Brain Station-23 has been developing a new marketing feature for Splash360, and until March, was getting paid each month. Although payments have dried up, the local firm has continued providing software development services.
"All clients around the world are showing the impacts of economic slowdown due to the Covid-19 pandemic," said Raisul Kabir, founder and CEO of Brain Station-23.
"We too are witnessing a slowdown in our revenues as everybody is telling us that they have also failed to get the money from their customers. Considering the situation though, we kept working with them as they are very good clients," he added.
The company has received some new work orders, but it has also lost some regular customers.
In the last one month, the Brain Station-23 secured three new e-commerce work orders and one health service-related order from abroad.
Apart from these, it also got some work orders from the local market, including maintenance of AB Bank's internet banking software and an app-based learning platform Esho Shikhi.
Raisul said some of his clients are requesting the company to reduce charges, even if that means losses, and then to adjust the bills when the situation returns to normal.
"So, considering the situation and in fear of losing customers, we are providing services," he added.
Like Brain Station-23, most software companies in Bangladesh have already been hit hard by the coronavirus pandemic, with 30 to 70 percent work orders cancelled and payments held-up. They are likely to plunge deeper into trouble because of a cash flow shortage.
On the other hand, half of the companies – which only do business locally – are also in trouble as they cannot collect revenues from the market during this crisis.

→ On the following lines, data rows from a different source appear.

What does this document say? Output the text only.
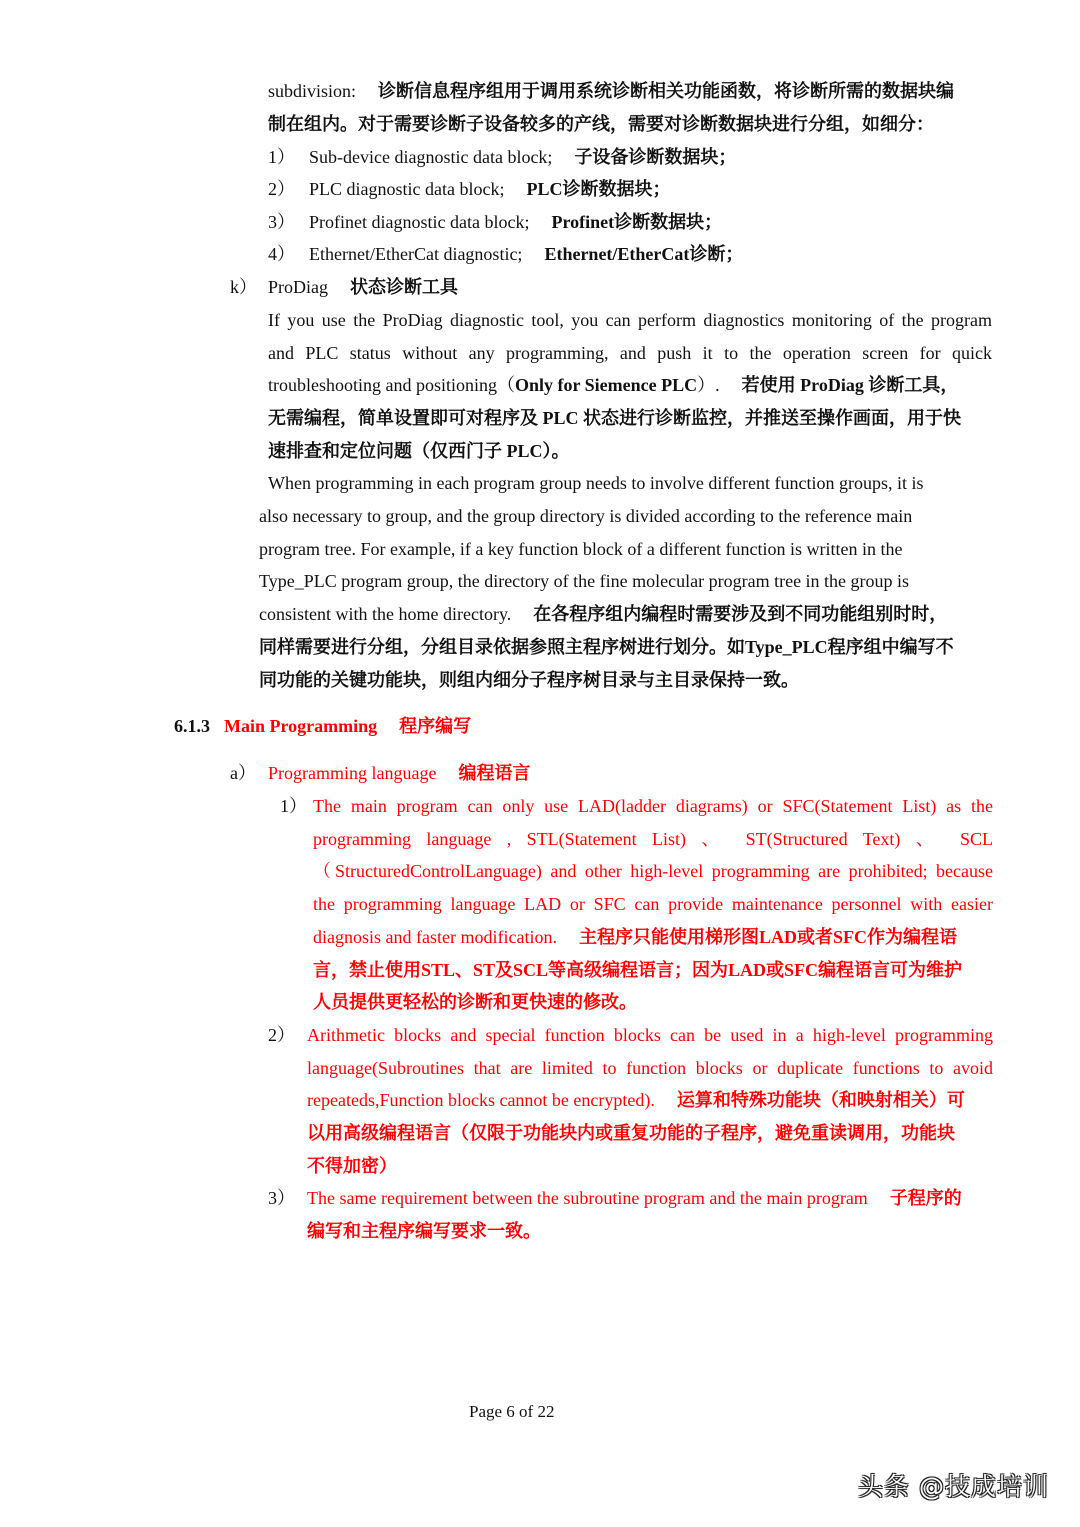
subdivision: 诊断信息程序组用于调用系统诊断相关功能函数，将诊断所需的数据块编
制在组内。对于需要诊断子设备较多的产线，需要对诊断数据块进行分组，如细分：
1） Sub-device diagnostic data block; 子设备诊断数据块；
2） PLC diagnostic data block; PLC诊断数据块；
3） Profinet diagnostic data block; Profinet诊断数据块；
4） Ethernet/EtherCat diagnostic; Ethernet/EtherCat诊断；
k） ProDiag 状态诊断工具
If you use the ProDiag diagnostic tool, you can perform diagnostics monitoring of the program
and PLC status without any programming, and push it to the operation screen for quick
troubleshooting and positioning（Only for Siemence PLC）. 若使用 ProDiag 诊断工具，
无需编程，简单设置即可对程序及 PLC 状态进行诊断监控，并推送至操作画面，用于快
速排查和定位问题（仅西门子 PLC）。
When programming in each program group needs to involve different function groups, it is
also necessary to group, and the group directory is divided according to the reference main
program tree. For example, if a key function block of a different function is written in the
Type_PLC program group, the directory of the fine molecular program tree in the group is
consistent with the home directory. 在各程序组内编程时需要涉及到不同功能组别时时，
同样需要进行分组，分组目录依据参照主程序树进行划分。如Type_PLC程序组中编写不
同功能的关键功能块，则组内细分子程序树目录与主目录保持一致。
6.1.3 Main Programming 程序编写
a） Programming language 编程语言
1） The main program can only use LAD(ladder diagrams) or SFC(Statement List) as the
programming language , STL(Statement List) 、 ST(Structured Text) 、 SCL
（StructuredControlLanguage) and other high-level programming are prohibited; because
the programming language LAD or SFC can provide maintenance personnel with easier
diagnosis and faster modification. 主程序只能使用梯形图LAD或者SFC作为编程语
言，禁止使用STL、ST及SCL等高级编程语言；因为LAD或SFC编程语言可为维护
人员提供更轻松的诊断和更快速的修改。
2） Arithmetic blocks and special function blocks can be used in a high-level programming
language(Subroutines that are limited to function blocks or duplicate functions to avoid
repeateds,Function blocks cannot be encrypted). 运算和特殊功能块（和映射相关）可
以用高级编程语言（仅限于功能块内或重复功能的子程序，避免重读调用，功能块
不得加密）
3） The same requirement between the subroutine program and the main program 子程序的
编写和主程序编写要求一致。
Page 6 of 22
头条 @技成培训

Others have resorted to exploring new avenues of work from the sudden emergence of a technology-driven society. They are getting orders from both local and foreign companies who are providing services such as food, clothes, and health and education services.
However, investors fear they might lose $1 billion in business opportunities if the pandemic stays throughout the year.
Syed Almas Kabir, president of the Bangladesh Association of Software and Information Services (BASIS), said, "The industry has been affected seriously due to the pandemic. The companies, for whom the software firms work, are all closed now. Nobody is investing in the IT sector. So, if the situation continues till the end of the year, the sector will lose $1-$1.3 billion."
Currently, around 800 software companies are operating in Bangladesh, according to BASIS. Of them, around 250 software companies export ICT goods amounting to $800 million to 60 countries per annum.
According to USAID, North America is the main destination for Bangladeshi software and ICT product exports. The country generates almost 35 percent of its revenues from American buyers and 15 percent from buyers in the UK. Earnings also come from some European countries such as Denmark and the Netherlands.
Datasoft, another leading software development company in Bangladesh, registered a 15 percent growth in sourcing new work orders during the coronavirus shutdown.
However, a cash crunch has made it difficult for the local firm to continue its operations.
"Our business volume has increased, but cash flow has dropped as clients – be they local or international – are delaying payments," said M Manjur Mahmud, director and chief operating officer of Datasoft.
For some, however, the coronavirus has been less of a malware and more of a temporary enabling of hyperthreading for their businesses.
Software companies that are providing services, such as food, clothes, health and education, are doing better. Services such as video streaming, machine learning and online learning have also seen a strong upsurge in demand.
Purple Patch, an internet marketing service and advertising networking company, has registered a 200 percent growth in its revenues.
From the very beginning of the nationwide shutdown, telecom operators and mobile financial service providers have been trying to reach their customers through digital advertisement, said Hossain Mohammad Faysal, chief engineer of Purple Patch.
But the company fears the growth will not last long.
"As most of our clients' products are daily essentials, we are witnessing growth in the business. It will return to the previous condition once the pandemic is controlled," Faysal said.